Oak Furniture Land responds: "Oak Furniture Land are very grateful for the input of the WWF on this very complex matter and assure all that we take our obligations to source products that are sourced from well managed forests and legally harvested, very seriously indeed.

"As a business fully committed to sourcing all timber and timber products from legal sources, we are fully aware of our obligations and requirements to comply with all aspects of the EU Timber Regulation. Where possible we ensure our suppliers provide us with clear evidence of good forest management practice at the original source, and give preference to those suppliers who can provide such evidence. We always require suppliers or potential suppliers provide us with full timber supply chain of custody documentation which is subjected to our strict and rigorous in-house due diligence and risk assessment system. Where customer demand dictates that we procure timber from areas of greater risk, our approach is to only work with suppliers who can demonstrate full timber chain of custody documentation which in turn is rigorously checked not only in house but also by independent outside sources.

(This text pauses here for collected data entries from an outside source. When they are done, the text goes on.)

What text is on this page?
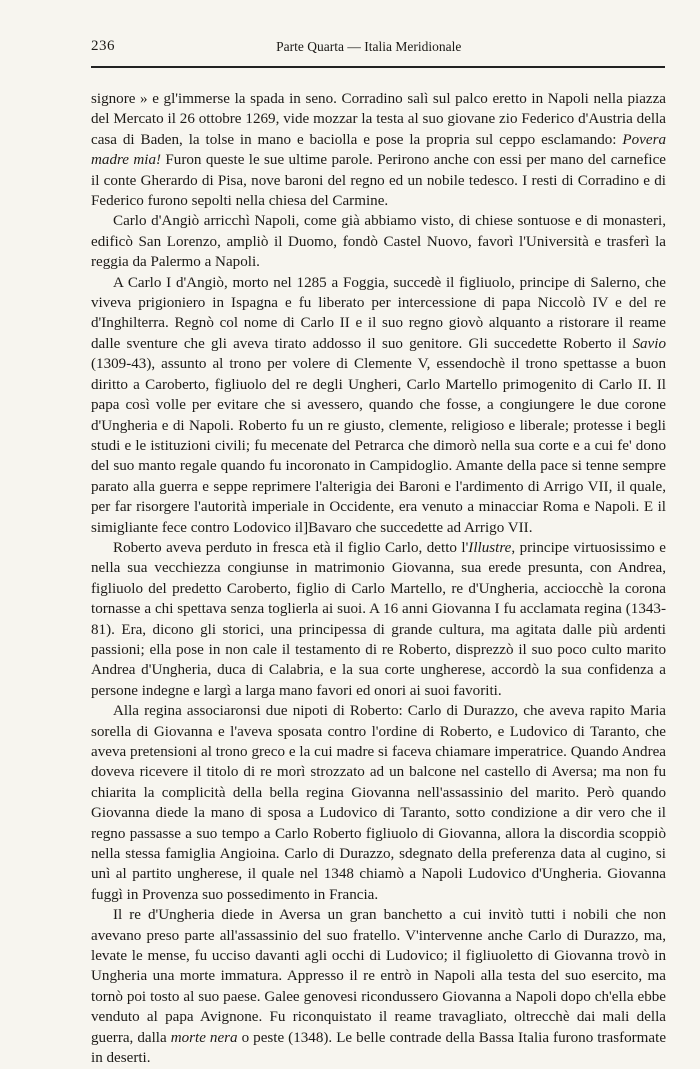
236	Parte Quarta — Italia Meridionale

signore » e gl'immerse la spada in seno. Corradino salì sul palco eretto in Napoli nella piazza del Mercato il 26 ottobre 1269, vide mozzar la testa al suo giovane zio Federico d'Austria della casa di Baden, la tolse in mano e baciolla e pose la propria sul ceppo esclamando: Povera madre mia! Furon queste le sue ultime parole. Perirono anche con essi per mano del carnefice il conte Gherardo di Pisa, nove baroni del regno ed un nobile tedesco. I resti di Corradino e di Federico furono sepolti nella chiesa del Carmine.

Carlo d'Angiò arricchì Napoli, come già abbiamo visto, di chiese sontuose e di monasteri, edificò San Lorenzo, ampliò il Duomo, fondò Castel Nuovo, favorì l'Università e trasferì la reggia da Palermo a Napoli.

A Carlo I d'Angiò, morto nel 1285 a Foggia, succedè il figliuolo, principe di Salerno, che viveva prigioniero in Ispagna e fu liberato per intercessione di papa Niccolò IV e del re d'Inghilterra. Regnò col nome di Carlo II e il suo regno giovò alquanto a ristorare il reame dalle sventure che gli aveva tirato addosso il suo genitore. Gli succedette Roberto il Savio (1309-43), assunto al trono per volere di Clemente V, essendochè il trono spettasse a buon diritto a Caroberto, figliuolo del re degli Ungheri, Carlo Martello primogenito di Carlo II. Il papa così volle per evitare che si avessero, quando che fosse, a congiungere le due corone d'Ungheria e di Napoli. Roberto fu un re giusto, clemente, religioso e liberale; protesse i begli studi e le istituzioni civili; fu mecenate del Petrarca che dimorò nella sua corte e a cui fe' dono del suo manto regale quando fu incoronato in Campidoglio. Amante della pace si tenne sempre parato alla guerra e seppe reprimere l'alterigia dei Baroni e l'ardimento di Arrigo VII, il quale, per far risorgere l'autorità imperiale in Occidente, era venuto a minacciar Roma e Napoli. E il simigliante fece contro Lodovico il]Bavaro che succedette ad Arrigo VII.

Roberto aveva perduto in fresca età il figlio Carlo, detto l'Illustre, principe virtuosissimo e nella sua vecchiezza congiunse in matrimonio Giovanna, sua erede presunta, con Andrea, figliuolo del predetto Caroberto, figlio di Carlo Martello, re d'Ungheria, acciocchè la corona tornasse a chi spettava senza toglierla ai suoi. A 16 anni Giovanna I fu acclamata regina (1343-81). Era, dicono gli storici, una principessa di grande cultura, ma agitata dalle più ardenti passioni; ella pose in non cale il testamento di re Roberto, disprezzò il suo poco culto marito Andrea d'Ungheria, duca di Calabria, e la sua corte ungherese, accordò la sua confidenza a persone indegne e largì a larga mano favori ed onori ai suoi favoriti.

Alla regina associaronsi due nipoti di Roberto: Carlo di Durazzo, che aveva rapito Maria sorella di Giovanna e l'aveva sposata contro l'ordine di Roberto, e Ludovico di Taranto, che aveva pretensioni al trono greco e la cui madre si faceva chiamare imperatrice. Quando Andrea doveva ricevere il titolo di re morì strozzato ad un balcone nel castello di Aversa; ma non fu chiarita la complicità della bella regina Giovanna nell'assassinio del marito. Però quando Giovanna diede la mano di sposa a Ludovico di Taranto, sotto condizione a dir vero che il regno passasse a suo tempo a Carlo Roberto figliuolo di Giovanna, allora la discordia scoppiò nella stessa famiglia Angioina. Carlo di Durazzo, sdegnato della preferenza data al cugino, si unì al partito ungherese, il quale nel 1348 chiamò a Napoli Ludovico d'Ungheria. Giovanna fuggì in Provenza suo possedimento in Francia.

Il re d'Ungheria diede in Aversa un gran banchetto a cui invitò tutti i nobili che non avevano preso parte all'assassinio del suo fratello. V'intervenne anche Carlo di Durazzo, ma, levate le mense, fu ucciso davanti agli occhi di Ludovico; il figliuoletto di Giovanna trovò in Ungheria una morte immatura. Appresso il re entrò in Napoli alla testa del suo esercito, ma tornò poi tosto al suo paese. Galee genovesi ricondussero Giovanna a Napoli dopo ch'ella ebbe venduto al papa Avignone. Fu riconquistato il reame travagliato, oltrecchè dai mali della guerra, dalla morte nera o peste (1348). Le belle contrade della Bassa Italia furono trasformate in deserti.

"Oak Furniture Land acknowledges the importance of auditable independent certification throughout the supply chain process and has introduced relevant schemes where appropriate to the business. We are firmly committed to a stepped approach, through the risk assessment of products by species, country and supplier, to the sourcing of timber from legal and where appropriate well-managed sources. This includes the elimination of timber species recognised as endangered, using references including CITIES & the IUCN Red list.

"We also conduct regular on site visits to our overseas suppliers and work with them to ensure they comply with our strict code of conduct to reinforce the knowledge that we only procuring products that derive from legal sources. Should any supplier not adhere to our code of conduct we move supply base immediately.

"As a major UK retailer of solid hardwood products we are fully confident in our own systems which are constantly evolving and directed to all aspects of our supply chain. We firmly believe this fully demonstrates that in all circumstances we ensure we procure products from legal and well-managed sources. As a business we have chosen to work with parties other than the WWF on this matter, nevertheless this does not mean that we are not fully compliant and committed to doing all we can to ensure we know where the wood in our products derive from. Indeed, we fully support the WWF campaign to bring ‘out of scope’ wood-based products such as seats within the scope of the EU Timber Regulation.

"We can confirm that plans are already in place to publish our sourcing policy in the coming weeks as part of our ongoing programme of upgrades to our website which currently undergoing a major review."

WWF’s Timber Scorecard is part of its forest campaign which has successfully galvanised business action on responsible forest trade. The update, issued today, shows that 23 companies have taken action to improve their ranking since July – for example by revisiting their policies on sustainable timber, making them clearer and publicly available, and releasing figures on the proportion of timber sourced from certified sources (for example, those with FSC certification).

The timber scorecard measures the quality of publicly available information on companies’ responsible timber procurement policy, and progress on achieving them. As indicated when the original Scorecard was published, during September 2015 the WWF undertook a review of any new or additional information sent by companies since the scorecard was published in July 2015. 36 companies sent information for this review, of which 19 had not previously been in contact with WWF regarding the Timber Scorecard. Of the 36 companies which submitted information, 23 have increased their scores, including Dunelm, Feather & Black, Furniture Village, John Lewis Partnership, Tesco and James Latham. Zero trees were awarded to Dreams, Harrods, Jansen International UK and The Sofa Workshop.